At least the British hosts were not saddled with what could have been a historic mess in which Zelensky was presented with a US-Russian ultimatum and then painted as a rejectionist warmonger when he said “Nemaye” (no).
Rubio has signalled that the US is prepared to walk away from brokering peace talks if there is no breakthrough in negotiations about a “ceasefire”.
Ukraine would have been told to freeze Russian control of the east of the country. Zelensky would have been further asked (or told) to recognise the Kremlin’s de facto rule over Crimea, to agree that Ukraine can never join Nato, and generally to roll meekly under Putin’s tank tracks.
Zelensky cannot negotiate away Ukrainian territory, even if he were to fold to US pressure. Ukraine’s constitution forbids it. Membership of Nato is an objective enshrined in the same document.
His response to the latest US idea was straightforward. “There is nothing to talk about – it is our land, the land of the Ukrainian people.”
Lammy, who had described the London talks as coming at a “critical point”, did his best to spin the latest breakdown by saying: “The UK is working with the US, Ukraine and Europe to put an end to Putin’s illegal invasion.”
But he knows deep down that Trump and his men do not believe that Russia has illegally invaded Ukraine. They have all variously pinned the blame for the 2014 and 2022 assaults on Ukraine’s Nato ambitions and Europe’s creeping “conquest” of former Soviet-bloc colonies in Eastern Europe.
Trump sees Ukraine much like Putin does (though without the sentimental attachment to a Russian imperial fantasy) – as a vast resource of minerals to feed American industrial profit like a Thanksgiving turkey. Putin wants Ukraine’s stuff, too, and its people can go hang – literally.
France and Germany were also planning to send their foreign ministers and security advisers for Wednesday’s summit. They’re not going now, because Ukraine isn’t walking into the ambush and won’t need rescuing.

They are all now part of a “coalition of the willing” formed by Keir Starmer and Emmanuel Macron to offset the rapid withdrawal of America from European affairs – and the blatant support for Russia from the White House.
They can’t, and won’t, admit that Trump and his administration have done everything they can, not to pursue peace in Ukraine, but to cement the Kremlin’s suzerainty over lands it has invaded.
They have been spared the task of trying to keep America inside the Western tent when, in fact, it appears as though US strategy is being written in the Russian camp.
Dmitry Peskov, the Kremlin spokesperson, has already signalled Putin’s delight with the US position on Ukraine’s ambition to join Nato.

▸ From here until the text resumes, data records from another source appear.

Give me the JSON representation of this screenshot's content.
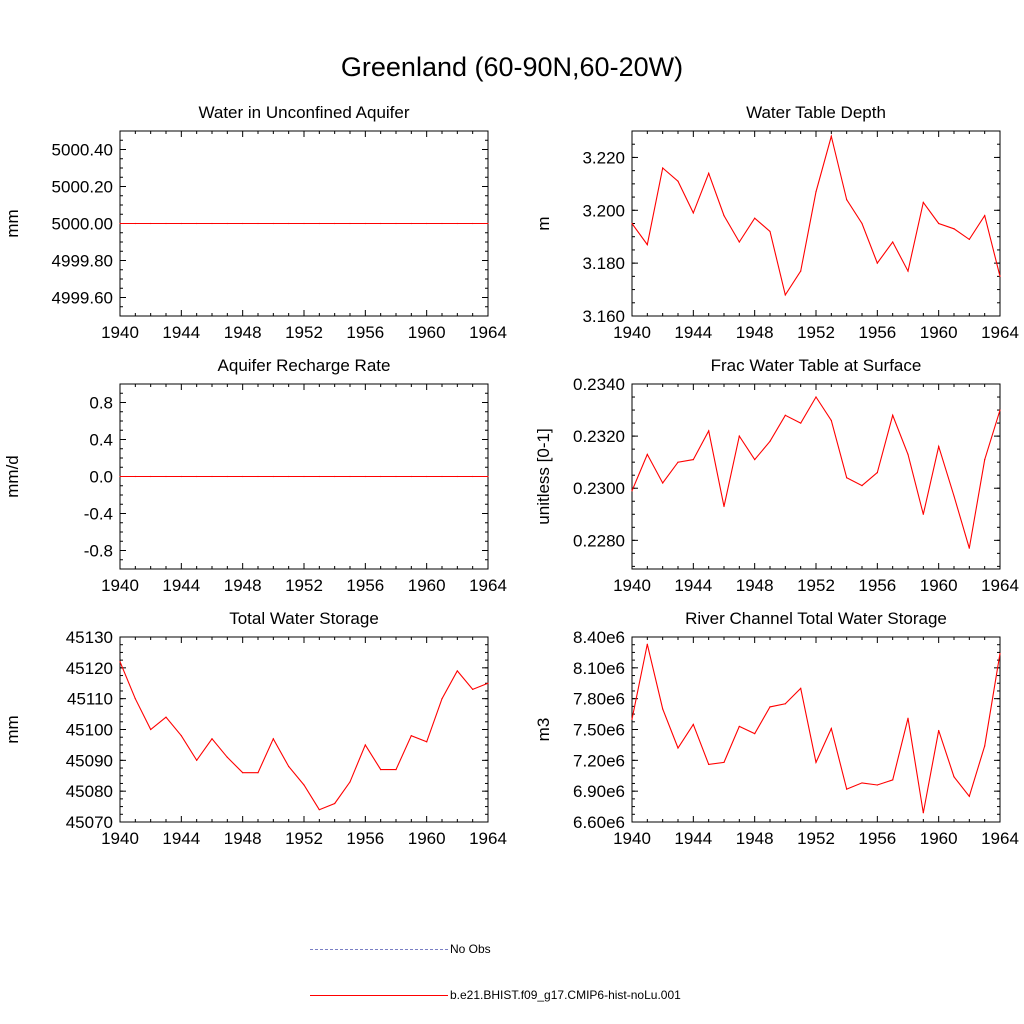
{
  "title": "Greenland (60-90N,60-20W)",
  "colors": {
    "model": "#ff0000",
    "obs": "#7a7fc4"
  },
  "legend": {
    "obs_label": "No Obs",
    "model_label": "b.e21.BHIST.f09_g17.CMIP6-hist-noLu.001"
  },
  "chart_data": [
    {
      "type": "line",
      "title": "Water in Unconfined Aquifer",
      "ylabel": "mm",
      "xlim": [
        1940,
        1964
      ],
      "ylim": [
        4999.5,
        5000.5
      ],
      "xticks": [
        1940,
        1944,
        1948,
        1952,
        1956,
        1960,
        1964
      ],
      "yticks": [
        4999.6,
        4999.8,
        5000.0,
        5000.2,
        5000.4
      ],
      "ytick_labels": [
        "4999.60",
        "4999.80",
        "5000.00",
        "5000.20",
        "5000.40"
      ],
      "x": [
        1940,
        1941,
        1942,
        1943,
        1944,
        1945,
        1946,
        1947,
        1948,
        1949,
        1950,
        1951,
        1952,
        1953,
        1954,
        1955,
        1956,
        1957,
        1958,
        1959,
        1960,
        1961,
        1962,
        1963,
        1964
      ],
      "values": [
        5000,
        5000,
        5000,
        5000,
        5000,
        5000,
        5000,
        5000,
        5000,
        5000,
        5000,
        5000,
        5000,
        5000,
        5000,
        5000,
        5000,
        5000,
        5000,
        5000,
        5000,
        5000,
        5000,
        5000,
        5000
      ]
    },
    {
      "type": "line",
      "title": "Water Table Depth",
      "ylabel": "m",
      "xlim": [
        1940,
        1964
      ],
      "ylim": [
        3.16,
        3.23
      ],
      "xticks": [
        1940,
        1944,
        1948,
        1952,
        1956,
        1960,
        1964
      ],
      "yticks": [
        3.16,
        3.18,
        3.2,
        3.22
      ],
      "ytick_labels": [
        "3.160",
        "3.180",
        "3.200",
        "3.220"
      ],
      "x": [
        1940,
        1941,
        1942,
        1943,
        1944,
        1945,
        1946,
        1947,
        1948,
        1949,
        1950,
        1951,
        1952,
        1953,
        1954,
        1955,
        1956,
        1957,
        1958,
        1959,
        1960,
        1961,
        1962,
        1963,
        1964
      ],
      "values": [
        3.195,
        3.187,
        3.216,
        3.211,
        3.199,
        3.214,
        3.198,
        3.188,
        3.197,
        3.192,
        3.168,
        3.177,
        3.207,
        3.228,
        3.204,
        3.195,
        3.18,
        3.188,
        3.177,
        3.203,
        3.195,
        3.193,
        3.189,
        3.198,
        3.175
      ]
    },
    {
      "type": "line",
      "title": "Aquifer Recharge Rate",
      "ylabel": "mm/d",
      "xlim": [
        1940,
        1964
      ],
      "ylim": [
        -1.0,
        1.0
      ],
      "xticks": [
        1940,
        1944,
        1948,
        1952,
        1956,
        1960,
        1964
      ],
      "yticks": [
        -0.8,
        -0.4,
        0.0,
        0.4,
        0.8
      ],
      "ytick_labels": [
        "-0.8",
        "-0.4",
        "0.0",
        "0.4",
        "0.8"
      ],
      "x": [
        1940,
        1941,
        1942,
        1943,
        1944,
        1945,
        1946,
        1947,
        1948,
        1949,
        1950,
        1951,
        1952,
        1953,
        1954,
        1955,
        1956,
        1957,
        1958,
        1959,
        1960,
        1961,
        1962,
        1963,
        1964
      ],
      "values": [
        0,
        0,
        0,
        0,
        0,
        0,
        0,
        0,
        0,
        0,
        0,
        0,
        0,
        0,
        0,
        0,
        0,
        0,
        0,
        0,
        0,
        0,
        0,
        0,
        0
      ]
    },
    {
      "type": "line",
      "title": "Frac Water Table at Surface",
      "ylabel": "unitless [0-1]",
      "xlim": [
        1940,
        1964
      ],
      "ylim": [
        0.2269,
        0.234
      ],
      "xticks": [
        1940,
        1944,
        1948,
        1952,
        1956,
        1960,
        1964
      ],
      "yticks": [
        0.228,
        0.23,
        0.232,
        0.234
      ],
      "ytick_labels": [
        "0.2280",
        "0.2300",
        "0.2320",
        "0.2340"
      ],
      "x": [
        1940,
        1941,
        1942,
        1943,
        1944,
        1945,
        1946,
        1947,
        1948,
        1949,
        1950,
        1951,
        1952,
        1953,
        1954,
        1955,
        1956,
        1957,
        1958,
        1959,
        1960,
        1961,
        1962,
        1963,
        1964
      ],
      "values": [
        0.2299,
        0.2313,
        0.2302,
        0.231,
        0.2311,
        0.2322,
        0.2293,
        0.232,
        0.2311,
        0.2318,
        0.2328,
        0.2325,
        0.2335,
        0.2326,
        0.2304,
        0.2301,
        0.2306,
        0.2328,
        0.2313,
        0.229,
        0.2316,
        0.2297,
        0.2277,
        0.2311,
        0.233
      ]
    },
    {
      "type": "line",
      "title": "Total Water Storage",
      "ylabel": "mm",
      "xlim": [
        1940,
        1964
      ],
      "ylim": [
        45070,
        45130
      ],
      "xticks": [
        1940,
        1944,
        1948,
        1952,
        1956,
        1960,
        1964
      ],
      "yticks": [
        45070,
        45080,
        45090,
        45100,
        45110,
        45120,
        45130
      ],
      "ytick_labels": [
        "45070",
        "45080",
        "45090",
        "45100",
        "45110",
        "45120",
        "45130"
      ],
      "x": [
        1940,
        1941,
        1942,
        1943,
        1944,
        1945,
        1946,
        1947,
        1948,
        1949,
        1950,
        1951,
        1952,
        1953,
        1954,
        1955,
        1956,
        1957,
        1958,
        1959,
        1960,
        1961,
        1962,
        1963,
        1964
      ],
      "values": [
        45122,
        45110,
        45100,
        45104,
        45098,
        45090,
        45097,
        45091,
        45086,
        45086,
        45097,
        45088,
        45082,
        45074,
        45076,
        45083,
        45095,
        45087,
        45087,
        45098,
        45096,
        45110,
        45119,
        45113,
        45115
      ]
    },
    {
      "type": "line",
      "title": "River Channel Total Water Storage",
      "ylabel": "m3",
      "xlim": [
        1940,
        1964
      ],
      "ylim": [
        6600000,
        8400000
      ],
      "xticks": [
        1940,
        1944,
        1948,
        1952,
        1956,
        1960,
        1964
      ],
      "yticks": [
        6600000,
        6900000,
        7200000,
        7500000,
        7800000,
        8100000,
        8400000
      ],
      "ytick_labels": [
        "6.60e6",
        "6.90e6",
        "7.20e6",
        "7.50e6",
        "7.80e6",
        "8.10e6",
        "8.40e6"
      ],
      "x": [
        1940,
        1941,
        1942,
        1943,
        1944,
        1945,
        1946,
        1947,
        1948,
        1949,
        1950,
        1951,
        1952,
        1953,
        1954,
        1955,
        1956,
        1957,
        1958,
        1959,
        1960,
        1961,
        1962,
        1963,
        1964
      ],
      "values": [
        7600000,
        8330000,
        7700000,
        7320000,
        7550000,
        7160000,
        7180000,
        7530000,
        7460000,
        7720000,
        7750000,
        7900000,
        7180000,
        7510000,
        6920000,
        6980000,
        6960000,
        7010000,
        7610000,
        6690000,
        7490000,
        7040000,
        6850000,
        7340000,
        8240000
      ]
    }
  ]
}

“Of course we’re satisfied with this,” he cooed.
As well he might, given that Russia is being promised sanctions relief, and generally expanded business opportunities with America, if it agrees to a “ceasefire” – while there has been no signal from Washington that Putin would face any retribution if he failed to observe, or agree to, even a short-term armistice.
Indeed, there has been talk of turning the Zaporizhzhia nuclear power station, currently occupied by Russian troops and no longer generating any power, into an American-run project that will supply electricity to Russian-held Crimea.
Ukraine knows what happens when it defies Trump. As a taster, it suffered suspended military aid, and later its intelligence feed from the US was cut – just as Russia launched attacks in its Kursk province.
According to Kyiv, Moscow has massed close to 70,000 troops on Ukraine’s northern border and may be planning a major drive into Ukraine.
Kyiv’s forces are bracing for that – keeping the Ukrainian president safe at home, where he’s only got drones, missiles and Russian assassins to fear.